BATAVIA – Emotions were running high as parents bid their children farewell on the first day of classes at Batavia’s H.C. Storm Elementary School on Aug. 14.
The first school day is a rite of passage not only for the students but the parents too, many with tears in their eyes as they waved to their children as they lined up with classmates for their journey into the brick building.
“I love to watch the first day of school and see everyone come together,” said parent Cait Beltran.
“It’s kind of emotional,” Beltran added, but she and husband Jake seemed to be taking everything in stride as they sent off their daughter Gracie to begin Kindergarten.
The Beltrans have been through this experience before, with son Keegan now entering second grade.
The first day of school means both an end to summer vacation and the start of new adventures.
“Getting back into a routine after a summer of fun is a challenge but it’s also exciting for the kids,” said Mary Damitio, whose son Spencer is about to start second grade.
Inside the school, teachers immediately set about to get their students into the classroom routine and soothe away those first day jitters.
Second-grade teacher Kim Cocallas gathered her 21 new students around her and read them a book called “First Day Jitters,” a delightful school tale with a surprise ending.
“I have the best story for you,” Cocallas said. “Reading is one of my favorite things to do with second-graders.”
After the story, Cocallas confided to the class that she was nervous about the first day too, and had worried that her students might not like her.
“What if they feel I’m awful and never want to come back?” Cocallas said.
The students expressed surprise and quickly assured Cocallas that her fears were misplaced.
On the wall, Cocallas had placed a giant sheet of paper with the heading “First Day Feelings.” The students placed an “X” above one of four choices: happy, sad, excited or jittery, to describe their feelings.
Before long, Cocallas had the students counting up the votes and tallying the totals for a math lesson in disguise.
Just when the students had returned to their desks, Principal Anne Paonessa walked into the classroom.
“I can’t believe you’re already second graders,” Paonessa exclaimed before greeting individual students by name and welcoming them for a new school year.
The students then received their first big assignment, to create a self-portrait using crayons.
Cocallas offered encouragement as her new students colored their masterpieces.
“I like that you’re making your shirt plaid, just like the one you have on today,” Cocallas told one boy.
The teacher also made sure the students followed instructions, gently but firmly reminding those who had failed to color in the printed picture frame that they needed to complete the task.
As the artistry continued, special education teacher Hannah Stevenson entered to get acquainted with a few of the students in the class.
“I’m trying to put some faces with names,” said Stevenson, who is beginning her first year at Storm. “I’m ecstatic to be here."
Cocallas led her students through a series of basic daily activities, right down to learning the proper locations for storing the ubiquitous backpacks and water bottles.
“There’s a lot of repetition so they learn the routine and can get through the school day more efficiently,” Cocallas said.
Cocallas was closely observing her students and their reactions to her instructions.
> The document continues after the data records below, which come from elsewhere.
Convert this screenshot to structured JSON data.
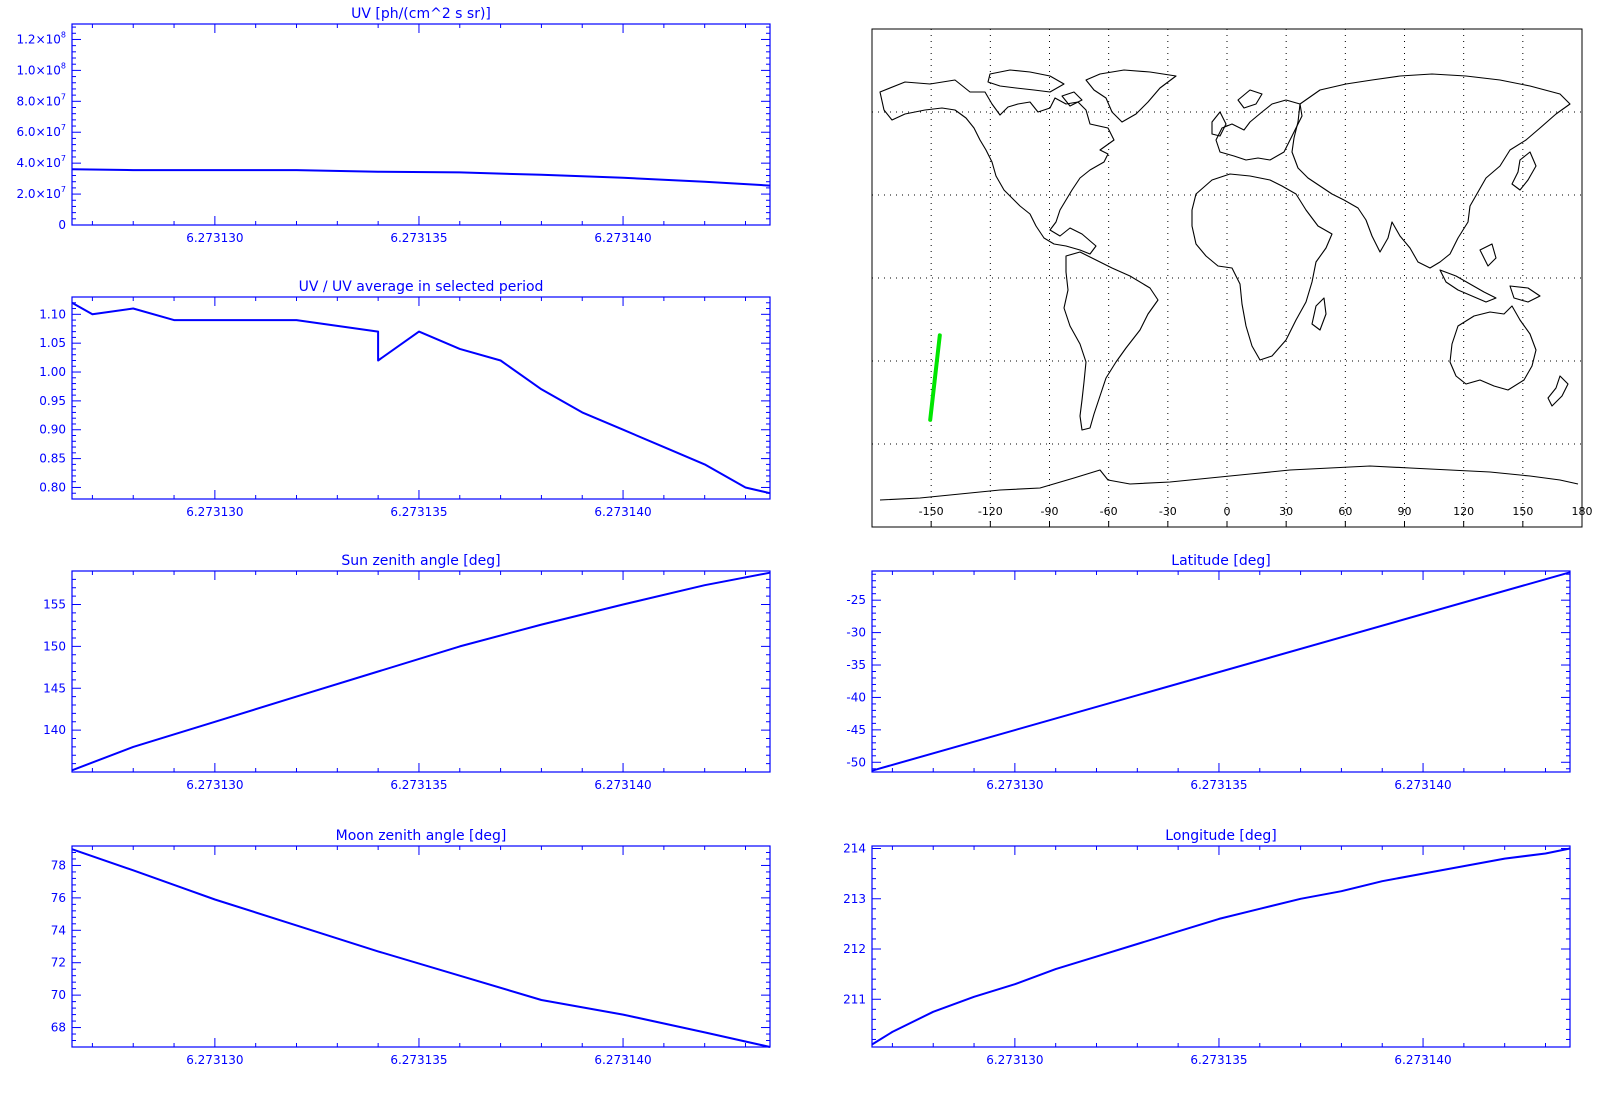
{
  "colors": {
    "plot": "#0000ff",
    "map_lines": "#000000",
    "track": "#00e600",
    "grid": "#000000",
    "background": "#ffffff"
  },
  "chart_data": [
    {
      "id": "uv",
      "type": "line",
      "title": "UV [ph/(cm^2 s sr)]",
      "xlabel": "",
      "ylabel": "",
      "xlim": [
        6.2731265,
        6.2731436
      ],
      "ylim": [
        0,
        130000000.0
      ],
      "x_ticks": [
        6.27313,
        6.273135,
        6.27314
      ],
      "x_tick_labels": [
        "6.273130",
        "6.273135",
        "6.273140"
      ],
      "y_ticks": [
        0,
        20000000.0,
        40000000.0,
        60000000.0,
        80000000.0,
        100000000.0,
        120000000.0
      ],
      "y_tick_labels": [
        {
          "mant": "0",
          "exp": ""
        },
        {
          "mant": "2.0×10",
          "exp": "7"
        },
        {
          "mant": "4.0×10",
          "exp": "7"
        },
        {
          "mant": "6.0×10",
          "exp": "7"
        },
        {
          "mant": "8.0×10",
          "exp": "7"
        },
        {
          "mant": "1.0×10",
          "exp": "8"
        },
        {
          "mant": "1.2×10",
          "exp": "8"
        }
      ],
      "x": [
        6.2731265,
        6.273128,
        6.27313,
        6.273132,
        6.273134,
        6.273136,
        6.273138,
        6.27314,
        6.273142,
        6.2731436
      ],
      "y": [
        36000000.0,
        35500000.0,
        35500000.0,
        35500000.0,
        34500000.0,
        34000000.0,
        32500000.0,
        30500000.0,
        28000000.0,
        25500000.0
      ]
    },
    {
      "id": "uv-ratio",
      "type": "line",
      "title": "UV / UV average in selected period",
      "xlabel": "",
      "ylabel": "",
      "xlim": [
        6.2731265,
        6.2731436
      ],
      "ylim": [
        0.78,
        1.13
      ],
      "x_ticks": [
        6.27313,
        6.273135,
        6.27314
      ],
      "x_tick_labels": [
        "6.273130",
        "6.273135",
        "6.273140"
      ],
      "y_ticks": [
        0.8,
        0.85,
        0.9,
        0.95,
        1.0,
        1.05,
        1.1
      ],
      "y_tick_labels": [
        "0.80",
        "0.85",
        "0.90",
        "0.95",
        "1.00",
        "1.05",
        "1.10"
      ],
      "x": [
        6.2731265,
        6.273127,
        6.273128,
        6.273129,
        6.27313,
        6.273131,
        6.273132,
        6.273133,
        6.273134,
        6.273134,
        6.273135,
        6.273136,
        6.273137,
        6.273138,
        6.273139,
        6.27314,
        6.273141,
        6.273142,
        6.273143,
        6.2731436
      ],
      "y": [
        1.12,
        1.1,
        1.11,
        1.09,
        1.09,
        1.09,
        1.09,
        1.08,
        1.07,
        1.02,
        1.07,
        1.04,
        1.02,
        0.97,
        0.93,
        0.9,
        0.87,
        0.84,
        0.8,
        0.79
      ]
    },
    {
      "id": "sun-zenith",
      "type": "line",
      "title": "Sun zenith angle [deg]",
      "xlabel": "",
      "ylabel": "",
      "xlim": [
        6.2731265,
        6.2731436
      ],
      "ylim": [
        135,
        159
      ],
      "x_ticks": [
        6.27313,
        6.273135,
        6.27314
      ],
      "x_tick_labels": [
        "6.273130",
        "6.273135",
        "6.273140"
      ],
      "y_ticks": [
        140,
        145,
        150,
        155
      ],
      "y_tick_labels": [
        "140",
        "145",
        "150",
        "155"
      ],
      "x": [
        6.2731265,
        6.273128,
        6.27313,
        6.273132,
        6.273134,
        6.273136,
        6.273138,
        6.27314,
        6.273142,
        6.2731436
      ],
      "y": [
        135.2,
        138.0,
        141.0,
        144.0,
        147.0,
        150.0,
        152.6,
        155.0,
        157.3,
        158.8
      ]
    },
    {
      "id": "moon-zenith",
      "type": "line",
      "title": "Moon zenith angle [deg]",
      "xlabel": "",
      "ylabel": "",
      "xlim": [
        6.2731265,
        6.2731436
      ],
      "ylim": [
        66.8,
        79.2
      ],
      "x_ticks": [
        6.27313,
        6.273135,
        6.27314
      ],
      "x_tick_labels": [
        "6.273130",
        "6.273135",
        "6.273140"
      ],
      "y_ticks": [
        68,
        70,
        72,
        74,
        76,
        78
      ],
      "y_tick_labels": [
        "68",
        "70",
        "72",
        "74",
        "76",
        "78"
      ],
      "x": [
        6.2731265,
        6.273128,
        6.27313,
        6.273132,
        6.273134,
        6.273136,
        6.273138,
        6.27314,
        6.273142,
        6.2731436
      ],
      "y": [
        79.0,
        77.7,
        75.9,
        74.3,
        72.7,
        71.2,
        69.7,
        68.8,
        67.7,
        66.8
      ]
    },
    {
      "id": "latitude",
      "type": "line",
      "title": "Latitude [deg]",
      "xlabel": "",
      "ylabel": "",
      "xlim": [
        6.2731265,
        6.2731436
      ],
      "ylim": [
        -51.5,
        -20.5
      ],
      "x_ticks": [
        6.27313,
        6.273135,
        6.27314
      ],
      "x_tick_labels": [
        "6.273130",
        "6.273135",
        "6.273140"
      ],
      "y_ticks": [
        -50,
        -45,
        -40,
        -35,
        -30,
        -25
      ],
      "y_tick_labels": [
        "-50",
        "-45",
        "-40",
        "-35",
        "-30",
        "-25"
      ],
      "x": [
        6.2731265,
        6.2731436
      ],
      "y": [
        -51.3,
        -20.7
      ]
    },
    {
      "id": "longitude",
      "type": "line",
      "title": "Longitude [deg]",
      "xlabel": "",
      "ylabel": "",
      "xlim": [
        6.2731265,
        6.2731436
      ],
      "ylim": [
        210.05,
        214.05
      ],
      "x_ticks": [
        6.27313,
        6.273135,
        6.27314
      ],
      "x_tick_labels": [
        "6.273130",
        "6.273135",
        "6.273140"
      ],
      "y_ticks": [
        211,
        212,
        213,
        214
      ],
      "y_tick_labels": [
        "211",
        "212",
        "213",
        "214"
      ],
      "x": [
        6.2731265,
        6.273127,
        6.273128,
        6.273129,
        6.27313,
        6.273131,
        6.273132,
        6.273133,
        6.273134,
        6.273135,
        6.273136,
        6.273137,
        6.273138,
        6.273139,
        6.27314,
        6.273141,
        6.273142,
        6.273143,
        6.2731436
      ],
      "y": [
        210.1,
        210.35,
        210.75,
        211.05,
        211.3,
        211.6,
        211.85,
        212.1,
        212.35,
        212.6,
        212.8,
        213.0,
        213.15,
        213.35,
        213.5,
        213.65,
        213.8,
        213.9,
        214.0
      ]
    }
  ],
  "map": {
    "x_ticks": [
      -150,
      -120,
      -90,
      -60,
      -30,
      0,
      30,
      60,
      90,
      120,
      150,
      180
    ],
    "x_tick_labels": [
      "-150",
      "-120",
      "-90",
      "-60",
      "-30",
      "0",
      "30",
      "60",
      "90",
      "120",
      "150",
      "180"
    ],
    "lon_range": [
      -180,
      180
    ],
    "lat_range": [
      -90,
      90
    ],
    "grid_lat": [
      -60,
      -30,
      0,
      30,
      60
    ],
    "track": {
      "lon": [
        [
          -150.5,
          -146.2
        ],
        [
          -148.2,
          -145.6
        ]
      ],
      "lat": [
        -51.3,
        -20.7
      ]
    }
  }
}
“You start to get a feel for them and to make adjustments,” Cocallas said.
Then, it was time for some well-earned recess on the school’s playground equipment.
Storm has three sections of second-graders this year, as well as a bilingual second- and third-grade classroom.
Cocallas and her students were joined on the playground by the second-grade classes being taught by Julie Johnson and Breannen Marshall.
First, the teachers gave the students a lesson in being respectful, responsible and safe on the playground equipment before letting them loose.
Johnson is very familiar with Storm, having attended the school herself as a child.
“I have a huge love for second-graders,” Johnson said. “It’s just a fun energy on the first day. They are so sweet and nervous at the same time.”
Marshall said the first day of school for students is critical.
“It’s the time to establish a working relationship so they know what to expect,” Marshall said.
Filing back into the school with military-like precision, the students returned to class for a humorous animated video that emphasized what was clearly the day’s big lesson: be respectful, responsible and safe.
Cocallas frequently halted the video to make sure her students got the point.
The morning also included a snack break, a visit to the bathroom and a practice journey to the lunch room, where the students learned how to line up for the hot or cold lunch options.
Paonessa is now in her fourth year as Storm’s principal, and proudly showed a visitor the school’s colorful Learning Resource Center, a “hub space” for collaborative study, a learning laboratory and the Reader’s and Writer’s Lounge for students to immerse themselves in their books.
“We want our students to take ownership of their growth,” Paonessa said. “Kids can be so creative. We just have to get the materials into their hands.”
For the parents who handed off their hopes and dreams at the school door, Paonessa said the school staff works to earn their trust.
“We want them to feel confident we’re invested in every student,” she said.